2014 has come to start on a low note for Malawi’s President Joyce Banda; her life is under threat. Realistically, it is common to learn of a president’s life being in danger. What is uncommon though is to hear a president telling the nation of this danger.
Many a time the citizens of cantankerous United States of America have learnt of the death threats their president—Barack Obama—faces, not just occasionally, but daily. And yet there have been no recordable instances that Obama rose to the occasion simply to announce to the American nation that his life is in danger.
It is true that Malawi might be immature democracywise, but, like seriously, not this immature as to hear the president announcing death threat aiming at her life to the public. The populace’s logical reaction to such an announcement would be almost choral: if the president’s life—with all the state of the art security apparatus, all the security personnel, and all the intelligence at her disposal—is in danger, how safe can the local man and woman be?
Interestingly, the president has beefed up her security team in an attempt to foil this threat. And one wonders if she has also beefed the security of the populace. The president has been widely condemned by analysts and academicians alike that death-threats public pronouncements will not only cause security discomforts among the citizens but will also induce a general state of uneasiness in the population.
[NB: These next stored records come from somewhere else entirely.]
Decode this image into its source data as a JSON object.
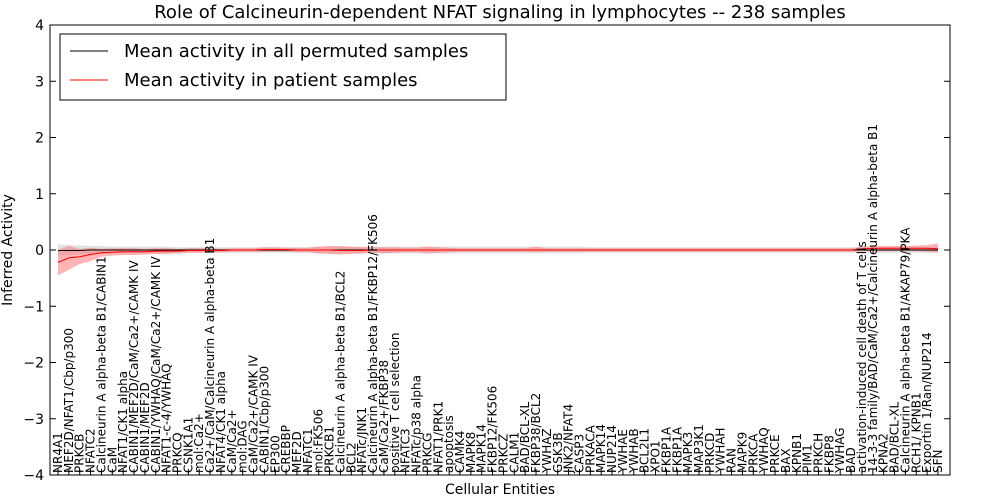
{
  "chart_data": {
    "type": "line",
    "title": "Role of Calcineurin-dependent NFAT signaling in lymphocytes -- 238 samples",
    "xlabel": "Cellular Entities",
    "ylabel": "Inferred Activity",
    "ylim": [
      -4,
      4
    ],
    "yticks": [
      "4",
      "3",
      "2",
      "1",
      "0",
      "−1",
      "−2",
      "−3",
      "−4"
    ],
    "legend": {
      "placement": "top-left",
      "entries": [
        {
          "label": "Mean activity in all permuted samples",
          "color": "#000000"
        },
        {
          "label": "Mean activity in patient samples",
          "color": "#ff0000"
        }
      ]
    },
    "categories": [
      "NR4A1",
      "MEF2D/NFAT1/Cbp/p300",
      "PRKCB",
      "NFATC2",
      "Calcineurin A alpha-beta B1/CABIN1",
      "CaM",
      "NFAT1/CK1 alpha",
      "CABIN1/MEF2D/CaM/Ca2+/CAMK IV",
      "CABIN1/MEF2D",
      "CABIN1/YWHAQ/CaM/Ca2+/CAMK IV",
      "NFAT1-c-4/YWHAQ",
      "PRKCQ",
      "CSNK1A1",
      "mol:Ca2+",
      "Ca2+/CaM/Calcineurin A alpha-beta B1",
      "NFAT4/CK1 alpha",
      "CaM/Ca2+",
      "mol:DAG",
      "CaM/Ca2+/CAMK IV",
      "CABIN1/Cbp/p300",
      "EP300",
      "CREBBP",
      "MEF2D",
      "NFATC1",
      "mol:FK506",
      "PRKCB1",
      "Calcineurin A alpha-beta B1/BCL2",
      "BCL2",
      "NFATc/JNK1",
      "Calcineurin A alpha-beta B1/FKBP12/FK506",
      "CaM/Ca2+/FKBP38",
      "positive T cell selection",
      "NFATC3",
      "NFATc/p38 alpha",
      "PRKCG",
      "NFAT1/PRK1",
      "apoptosis",
      "CAMK4",
      "MAPK8",
      "MAPK14",
      "FKBP12/FK506",
      "PRKCZ",
      "CALM1",
      "BAD/BCL-XL",
      "FKBP38/BCL2",
      "YWHAZ",
      "GSK3B",
      "JNK2/NFAT4",
      "CASP3",
      "PRKACA",
      "MAPK14",
      "NUP214",
      "YWHAE",
      "YWHAB",
      "BCL2L1",
      "XPO1",
      "FKBP1A",
      "FKBP1A",
      "MAPK3",
      "MAP3K1",
      "PRKCD",
      "YWHAH",
      "RAN",
      "MAPK9",
      "PRKCA",
      "YWHAQ",
      "PRKCE",
      "BAX",
      "KPNB1",
      "PIM1",
      "PRKCH",
      "FKBP8",
      "YWHAG",
      "BAD",
      "activation-induced cell death of T cells",
      "14-3-3 family/BAD/CaM/Ca2+/Calcineurin A alpha-beta B1",
      "KPNA2",
      "BAD/BCL-XL",
      "Calcineurin A alpha-beta B1/AKAP79/PKA",
      "RCH1/ KPNB1",
      "Exportin 1/Ran/NUP214",
      "SFN"
    ],
    "series": [
      {
        "name": "Mean activity in all permuted samples",
        "color": "#000000",
        "values": [
          -0.01,
          -0.01,
          -0.01,
          0,
          0,
          0,
          0,
          0,
          0,
          0,
          0,
          0,
          0,
          0,
          0,
          0,
          0,
          0,
          0,
          0,
          0,
          0,
          0,
          0,
          0,
          0,
          0,
          0,
          0,
          0,
          0,
          0,
          0,
          0,
          0,
          0,
          0,
          0,
          0,
          0,
          0,
          0,
          0,
          0,
          0,
          0,
          0,
          0,
          0,
          0,
          0,
          0,
          0,
          0,
          0,
          0,
          0,
          0,
          0,
          0,
          0,
          0,
          0,
          0,
          0,
          0,
          0,
          0,
          0,
          0,
          0,
          0,
          0,
          0,
          0,
          0,
          0,
          0,
          0,
          0,
          0,
          0
        ],
        "band_low": [
          -0.1,
          -0.09,
          -0.08,
          -0.07,
          -0.07,
          -0.06,
          -0.06,
          -0.06,
          -0.06,
          -0.06,
          -0.06,
          -0.05,
          -0.05,
          -0.05,
          -0.05,
          -0.05,
          -0.05,
          -0.05,
          -0.05,
          -0.05,
          -0.05,
          -0.05,
          -0.05,
          -0.05,
          -0.06,
          -0.06,
          -0.06,
          -0.06,
          -0.06,
          -0.06,
          -0.06,
          -0.06,
          -0.06,
          -0.06,
          -0.06,
          -0.06,
          -0.06,
          -0.06,
          -0.06,
          -0.06,
          -0.06,
          -0.06,
          -0.06,
          -0.06,
          -0.06,
          -0.06,
          -0.06,
          -0.06,
          -0.06,
          -0.05,
          -0.05,
          -0.05,
          -0.05,
          -0.05,
          -0.05,
          -0.05,
          -0.05,
          -0.05,
          -0.05,
          -0.05,
          -0.05,
          -0.05,
          -0.05,
          -0.05,
          -0.05,
          -0.05,
          -0.05,
          -0.05,
          -0.05,
          -0.05,
          -0.05,
          -0.05,
          -0.05,
          -0.05,
          -0.05,
          -0.05,
          -0.05,
          -0.05,
          -0.05,
          -0.05,
          -0.05,
          -0.06
        ],
        "band_high": [
          0.1,
          0.09,
          0.08,
          0.07,
          0.07,
          0.06,
          0.06,
          0.06,
          0.06,
          0.06,
          0.06,
          0.05,
          0.05,
          0.05,
          0.05,
          0.05,
          0.05,
          0.05,
          0.05,
          0.05,
          0.05,
          0.05,
          0.05,
          0.05,
          0.06,
          0.06,
          0.06,
          0.06,
          0.06,
          0.06,
          0.06,
          0.06,
          0.06,
          0.06,
          0.06,
          0.06,
          0.06,
          0.06,
          0.06,
          0.06,
          0.06,
          0.06,
          0.06,
          0.06,
          0.06,
          0.06,
          0.06,
          0.06,
          0.06,
          0.05,
          0.05,
          0.05,
          0.05,
          0.05,
          0.05,
          0.05,
          0.05,
          0.05,
          0.05,
          0.05,
          0.05,
          0.05,
          0.05,
          0.05,
          0.05,
          0.05,
          0.05,
          0.05,
          0.05,
          0.05,
          0.05,
          0.05,
          0.05,
          0.05,
          0.05,
          0.05,
          0.05,
          0.05,
          0.05,
          0.05,
          0.05,
          0.06
        ]
      },
      {
        "name": "Mean activity in patient samples",
        "color": "#ff0000",
        "values": [
          -0.22,
          -0.14,
          -0.12,
          -0.08,
          -0.05,
          -0.04,
          -0.03,
          -0.03,
          -0.03,
          -0.02,
          -0.02,
          -0.02,
          -0.01,
          -0.01,
          -0.01,
          -0.01,
          0,
          0,
          0,
          0.01,
          0.01,
          0.01,
          0,
          0,
          0,
          0,
          -0.01,
          -0.01,
          -0.01,
          0,
          0,
          0,
          0,
          0,
          0,
          0,
          0,
          0,
          0,
          0,
          0,
          0,
          0,
          0,
          0,
          0,
          0,
          0,
          0,
          0,
          0,
          0,
          0,
          0,
          0,
          0,
          0,
          0,
          0,
          0,
          0,
          0,
          0,
          0,
          0,
          0,
          0,
          0,
          0,
          0,
          0,
          0,
          0,
          0,
          0.02,
          0.03,
          0.03,
          0.03,
          0.03,
          0.03,
          0.03,
          0.02
        ],
        "band_low": [
          -0.45,
          -0.35,
          -0.25,
          -0.2,
          -0.12,
          -0.1,
          -0.09,
          -0.09,
          -0.08,
          -0.07,
          -0.07,
          -0.06,
          -0.05,
          -0.05,
          -0.05,
          -0.04,
          -0.03,
          -0.03,
          -0.03,
          -0.03,
          -0.03,
          -0.03,
          -0.04,
          -0.04,
          -0.06,
          -0.07,
          -0.08,
          -0.07,
          -0.06,
          -0.05,
          -0.06,
          -0.05,
          -0.04,
          -0.04,
          -0.06,
          -0.05,
          -0.04,
          -0.03,
          -0.03,
          -0.03,
          -0.03,
          -0.03,
          -0.03,
          -0.03,
          -0.04,
          -0.03,
          -0.03,
          -0.03,
          -0.03,
          -0.03,
          -0.03,
          -0.03,
          -0.03,
          -0.03,
          -0.03,
          -0.03,
          -0.03,
          -0.03,
          -0.03,
          -0.03,
          -0.03,
          -0.03,
          -0.03,
          -0.03,
          -0.03,
          -0.03,
          -0.03,
          -0.03,
          -0.03,
          -0.03,
          -0.03,
          -0.03,
          -0.03,
          -0.03,
          -0.02,
          -0.02,
          -0.02,
          -0.02,
          -0.02,
          -0.02,
          -0.03,
          -0.04
        ],
        "band_high": [
          0,
          0.07,
          0.02,
          0.04,
          0.02,
          0.03,
          0.03,
          0.03,
          0.02,
          0.03,
          0.03,
          0.02,
          0.03,
          0.03,
          0.03,
          0.02,
          0.03,
          0.03,
          0.03,
          0.05,
          0.05,
          0.04,
          0.04,
          0.04,
          0.06,
          0.07,
          0.07,
          0.06,
          0.05,
          0.05,
          0.05,
          0.05,
          0.04,
          0.04,
          0.06,
          0.05,
          0.04,
          0.03,
          0.03,
          0.03,
          0.03,
          0.03,
          0.03,
          0.03,
          0.06,
          0.03,
          0.03,
          0.03,
          0.03,
          0.03,
          0.03,
          0.03,
          0.03,
          0.03,
          0.03,
          0.03,
          0.03,
          0.03,
          0.03,
          0.03,
          0.03,
          0.03,
          0.03,
          0.03,
          0.03,
          0.03,
          0.03,
          0.03,
          0.03,
          0.03,
          0.03,
          0.03,
          0.03,
          0.03,
          0.06,
          0.07,
          0.07,
          0.07,
          0.07,
          0.08,
          0.09,
          0.12
        ]
      }
    ]
  }
}
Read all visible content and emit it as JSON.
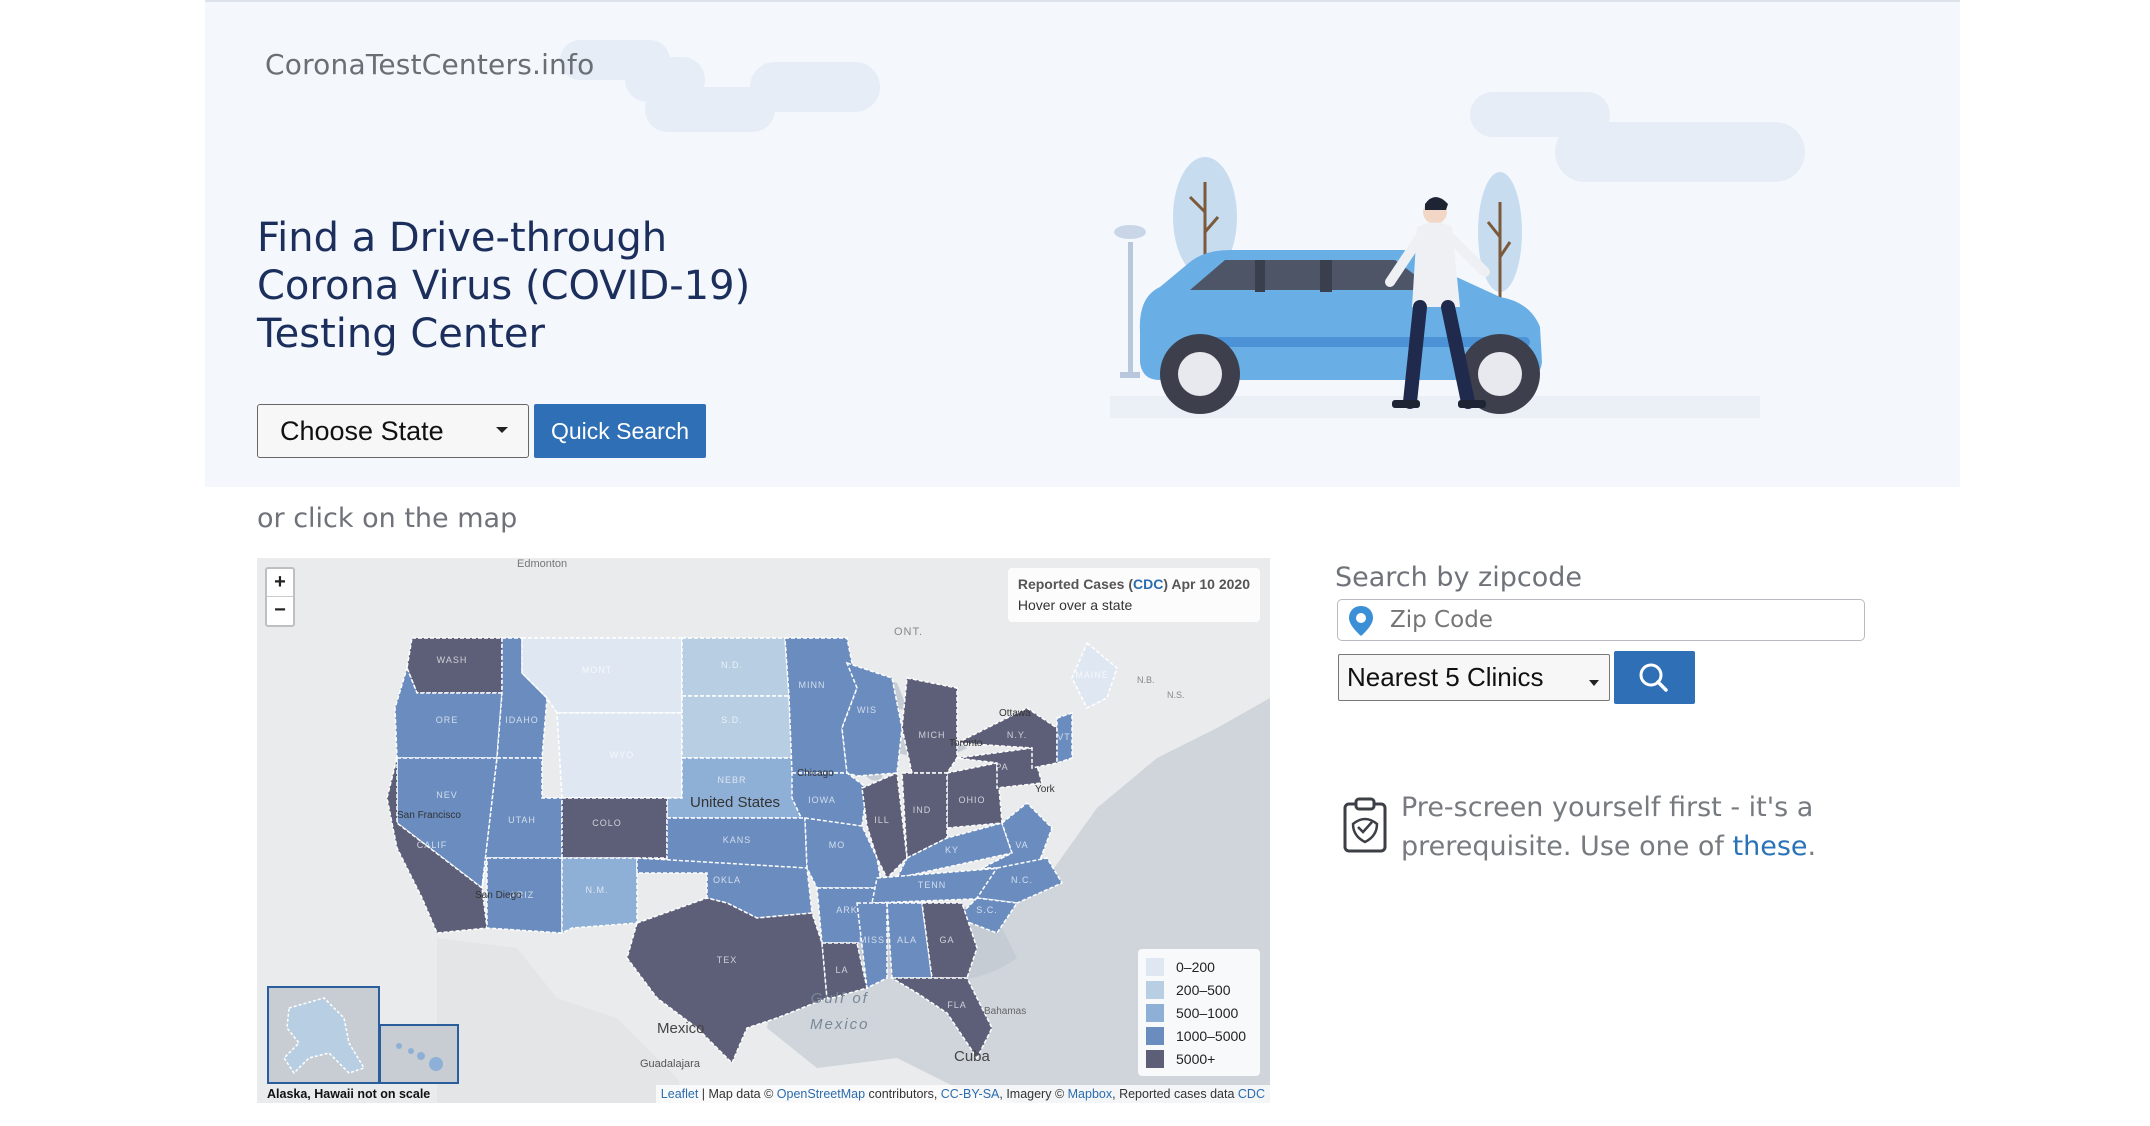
{
  "site": {
    "brand": "CoronaTestCenters.info"
  },
  "hero": {
    "headline": [
      "Find a Drive-through",
      "Corona Virus (COVID-19)",
      "Testing Center"
    ],
    "state_select_value": "Choose State",
    "quick_search_label": "Quick Search"
  },
  "map_section": {
    "hint": "or click on the map",
    "zoom_in": "+",
    "zoom_out": "−",
    "info": {
      "title_prefix": "Reported Cases (",
      "source": "CDC",
      "title_suffix": ") Apr 10 2020",
      "hover_text": "Hover over a state"
    },
    "legend": [
      {
        "label": "0–200",
        "color": "#dfe8f2"
      },
      {
        "label": "200–500",
        "color": "#b8cfe3"
      },
      {
        "label": "500–1000",
        "color": "#8fb0d6"
      },
      {
        "label": "1000–5000",
        "color": "#6a8cbf"
      },
      {
        "label": "5000+",
        "color": "#5d5f79"
      }
    ],
    "inset_note": "Alaska, Hawaii not on scale",
    "attribution": {
      "leaflet": "Leaflet",
      "map_data": " | Map data © ",
      "osm": "OpenStreetMap",
      "contributors": " contributors, ",
      "license": "CC-BY-SA",
      "imagery": ", Imagery © ",
      "mapbox": "Mapbox",
      "reported": ", Reported cases data ",
      "cdc": "CDC"
    },
    "place_labels": {
      "united_states": "United States",
      "gulf": [
        "Gulf of",
        "Mexico"
      ],
      "mexico": "Mexico",
      "cuba": "Cuba",
      "bahamas": "Bahamas",
      "edmonton": "Edmonton",
      "ont": "ONT.",
      "guadalajara": "Guadalajara",
      "chicago": "Chicago",
      "toronto": "Toronto",
      "ottawa": "Ottawa",
      "new_york": "York",
      "san_francisco": "San Francisco",
      "san_diego": "San Diego"
    },
    "state_labels": {
      "wash": "WASH",
      "ore": "ORE",
      "idaho": "IDAHO",
      "mont": "MONT",
      "wyo": "WYO",
      "nd": "N.D.",
      "sd": "S.D.",
      "nebr": "NEBR",
      "minn": "MINN",
      "iowa": "IOWA",
      "wis": "WIS",
      "mich": "MICH",
      "ohio": "OHIO",
      "nev": "NEV",
      "utah": "UTAH",
      "colo": "COLO",
      "kans": "KANS",
      "mo": "MO",
      "ill": "ILL",
      "ind": "IND",
      "ky": "KY",
      "va": "VA",
      "pa": "PA",
      "ny": "N.Y.",
      "calif": "CALIF",
      "ariz": "ARIZ",
      "nm": "N.M.",
      "okla": "OKLA",
      "ark": "ARK",
      "tenn": "TENN",
      "nc": "N.C.",
      "sc": "S.C.",
      "tex": "TEX",
      "la": "LA",
      "miss": "MISS",
      "ala": "ALA",
      "ga": "GA",
      "fla": "FLA",
      "maine": "MAINE",
      "nb": "N.B.",
      "ns": "N.S.",
      "vt": "VT"
    }
  },
  "zip_section": {
    "label": "Search by zipcode",
    "zip_placeholder": "Zip Code",
    "nearest_value": "Nearest 5 Clinics"
  },
  "prescreen": {
    "text": "Pre-screen yourself first - it's a prerequisite. Use one of ",
    "link": "these",
    "tail": "."
  },
  "colors": {
    "accent_blue": "#2f6fb6",
    "headline_navy": "#1c2f5c",
    "hero_bg": "#f4f8fd"
  }
}
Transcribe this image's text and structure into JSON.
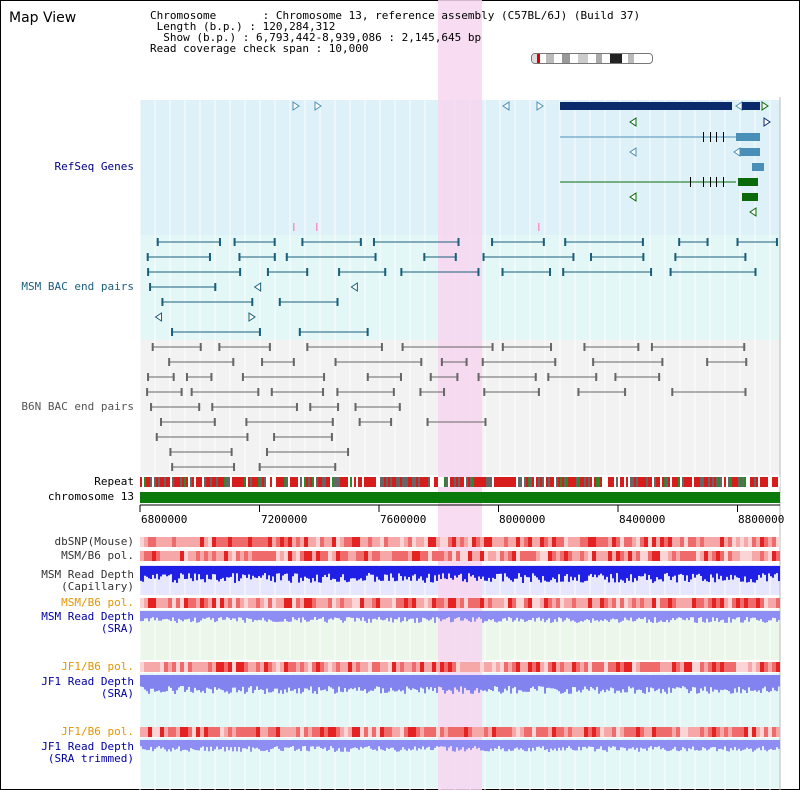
{
  "page": {
    "title": "Map View"
  },
  "header": {
    "chromosome_line": "Chromosome       : Chromosome 13, reference assembly (C57BL/6J) (Build 37)",
    "length_line": " Length (b.p.) : 120,284,312",
    "show_line": "  Show (b.p.) : 6,793,442-8,939,086 : 2,145,645 bp",
    "coverage_line": "Read coverage check span : 10,000"
  },
  "colors": {
    "refseq": "#0a2a6b",
    "refseq_light": "#4a8fb8",
    "refseq_green": "#0a6a0a",
    "msm": "#1a5f7a",
    "b6n": "#555555",
    "highlight": "#f7d6f0",
    "panel_blue": "#dff1f8",
    "panel_cyan": "#e4f7f7",
    "panel_gray": "#f1f1f1",
    "green_panel": "#e9f8e9"
  },
  "tracks": {
    "refseq": {
      "label": "RefSeq Genes",
      "color": "#00007f"
    },
    "msm_bac": {
      "label": "MSM BAC end pairs",
      "color": "#1a5f7a"
    },
    "b6n_bac": {
      "label": "B6N BAC end pairs",
      "color": "#555555"
    },
    "repeat": {
      "label": "Repeat"
    },
    "chrom": {
      "label": "chromosome 13"
    },
    "dbsnp": {
      "label": "dbSNP(Mouse)",
      "color": "#333333"
    },
    "msmb6_1": {
      "label": "MSM/B6 pol.",
      "color": "#333333"
    },
    "msm_cap": {
      "label": "MSM Read Depth\n(Capillary)",
      "color": "#333333"
    },
    "msmb6_2": {
      "label": "MSM/B6 pol.",
      "color": "#e69500"
    },
    "msm_sra": {
      "label": "MSM Read Depth\n(SRA)",
      "color": "#0000a0"
    },
    "jf1b6_1": {
      "label": "JF1/B6 pol.",
      "color": "#e69500"
    },
    "jf1_sra": {
      "label": "JF1 Read Depth\n(SRA)",
      "color": "#0000a0"
    },
    "jf1b6_2": {
      "label": "JF1/B6 pol.",
      "color": "#e69500"
    },
    "jf1_trim": {
      "label": "JF1 Read Depth\n(SRA trimmed)",
      "color": "#0000a0"
    }
  },
  "axis": {
    "ticks": [
      "6800000",
      "7200000",
      "7600000",
      "8000000",
      "8400000",
      "8800000"
    ]
  }
}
Let’s assume, and this is simply an assumption, that the president made the public statement about the threats to her dear life with full knowledge of the resultant insecurity concerns from the citizens, then people would be required to find the real motive. To this end, one quick answer would be exactly what Rafik Hajat of the Institute for Policy Interaction said the other day; that President Joyce Banda is seeking sympathy vote.
Will she get that sympathy vote? Yes. “How so?”, you might be asking. She will certainly get the sympathy vote because most people, if not all at all, who realize that the president’s my-life-is-in-danger political gimmick is an calculated attempt to seek a sympathy vote rarely brace the tiredness that goes with queuing for voting.
Additionally, there are very great chances that very few Malawians read the newspapers either to failure to afford the paper or due to the fact that Malawians are strange bedfellows with reading.
Even if there is high likelihood that the president may succeed in getting the sympathy vote, still, the damage will have been done already. Yes, Malawians will have known that, for the past two years, they have been ruled by a president who runs scared by simply hearing of a rumor or two of some lunatic planning to steal her life. If head of households run around announcing rumors of this or that thief strategizing to rob their households this or that day, what would be of communities. Imagine the restlessness of kids in the households, and the general uneasiness in the community. What chaos and uncertainty there will be!
Whilst the attempts to off the president might be real, there is no need for her to make a public announcement of the same. Under the circumstances, the president would have just upped her security details silently and carry on leading the nation as though there is nothing brewing up in her. Isn’t this why she has bodyguards all around her 24/7?
Now think about the reaction of a common man in the village hearing this news. Will such a villager ever trust the security apparatus in his community, or more generally, in the country?
Perhaps Malawians misunderstood the president. Or maybe she had a point. But could it be that the whole nation missed the point she was advancing in making such threats known to the public? Maybe yes, but most certainly no. The president is rightly being corrected on this one; her comments simply scare the nation.
The truth from all this is that Malawi is off-centre. Or put it more clearly, the Malawi nation has had its president is state of perpetual fear and cannot, consequently, discharge her duties as meticulously as you would expect someone in a state of freeness. Ultimately, the president has run for cover, and so should the citizens.